「まずくて寂れてる喫茶店ほんとすき
凄い落ち着く」
出典元、2chスレッド「ワイ近所のお気に入りの喫茶店が閉店し咽び泣く」より、どこかの誰かの書き込み。
スレッド名の方、悲しい話である。近所で入りやすく、居心地の良い空間がなくなるのは寂しい事である。そもそも喫茶店自体、一度入った事のある店か入った事のない店かで入りやすさも変わって来る。そして慣れた店なら入りやすく、家の近くなら常連となり通いやすかっただろう。スレ主は小さい頃から通っていた店で、食べ物系が美味しかったらしい。個人経営の店としては貴重である。そういうものがなくなってしまい咽び泣く気持ちも分かる。
そして今回のセリフはそれとは少し逸れた意見であるが、唐突に放たれた。
「まずくて寂れてる喫茶店ほんとすき
凄い落ち着く」
酷い言い様だが、……すごく良く分かる。喫茶店とは、ほどよい周りのノイズはあってもいいが、繁盛しすぎてうるさいぐらいになると用を成すものも成さなくなるのである。すなわち、読書、勉強、考え事、今ならネットもだろうか。すぐ隣の席でご婦人の団体さんがぺちゃくちゃしゃべっていたら、その話の内容しか頭に入って来なくなる。それは、そのご婦人たちの話を聞く会である。であるからして、もちろん客がいなさすぎて潰れてしまうのは問題外だが、流行りすぎている店というのも考えものなのである。
ここで、「じゃあ不味くてもいいのか?」という論点が提起されるが、それは各個人のコーヒーへの思い入れと、場所としてのその店の存在価値とを天秤に掛ける問題となるだろう。喫茶店というものは場所代も兼ねている。明らかに過剰に、開店から閉店までコーヒー一杯で居座るというのは非常識だとしても、そもそもコーヒー自体が高い値段に設定されているのだ。そして新聞や雑誌を置いていて、人との打ち合わせ場所などにも使われる。長居を前提としている場所なのである。
ならば、つまり潰れない程度に存在し続け、しかし繁盛もしておらず客が少ない、つまりノイズが少ない、という読書や考え事にとても快適な環境の店が、良い店と言えるのではないか。
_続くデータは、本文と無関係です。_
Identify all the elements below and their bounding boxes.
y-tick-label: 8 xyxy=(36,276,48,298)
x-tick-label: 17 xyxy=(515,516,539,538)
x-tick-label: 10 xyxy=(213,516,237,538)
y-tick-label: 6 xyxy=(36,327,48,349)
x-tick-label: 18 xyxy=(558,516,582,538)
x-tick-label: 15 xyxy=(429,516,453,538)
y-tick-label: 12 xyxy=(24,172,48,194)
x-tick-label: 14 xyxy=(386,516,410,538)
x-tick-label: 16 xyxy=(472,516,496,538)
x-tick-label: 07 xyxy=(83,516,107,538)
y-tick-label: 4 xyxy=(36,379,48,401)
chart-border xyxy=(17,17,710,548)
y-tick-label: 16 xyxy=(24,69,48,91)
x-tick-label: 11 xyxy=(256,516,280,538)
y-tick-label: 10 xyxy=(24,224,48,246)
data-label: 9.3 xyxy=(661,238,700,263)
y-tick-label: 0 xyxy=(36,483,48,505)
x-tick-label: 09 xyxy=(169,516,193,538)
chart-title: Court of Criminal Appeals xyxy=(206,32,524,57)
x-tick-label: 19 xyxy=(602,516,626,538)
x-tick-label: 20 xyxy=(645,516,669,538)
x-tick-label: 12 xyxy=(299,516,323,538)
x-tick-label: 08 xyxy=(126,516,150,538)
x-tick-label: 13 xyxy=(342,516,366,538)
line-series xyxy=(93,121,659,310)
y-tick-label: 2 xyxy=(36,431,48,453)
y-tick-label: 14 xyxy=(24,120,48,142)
そこに、「不味いコーヒー」という要素が必要だとしたら、それはそれでありと思う気持ちも分かる。コーヒーが不味ければ他のものを頼むという手もあるし、喫茶店と言いつつ飲食より居心地の良さを優先して利用する客は多いだろう。大通りや学校などからも離れていて、店外からの喧噪も少ないと、なお望ましい。家の近くに欲しい一店である。
住宅街にあり、客もまばらで、静かな音楽が掛かっていて、長居しても文句を言われず、店員がうろちょろしていない店。漫画家などでも喫茶店で独りネームを描く人がいるらしいが、そういう店は本当に貴重な存在である。やはりコーヒーは不味くてもいい。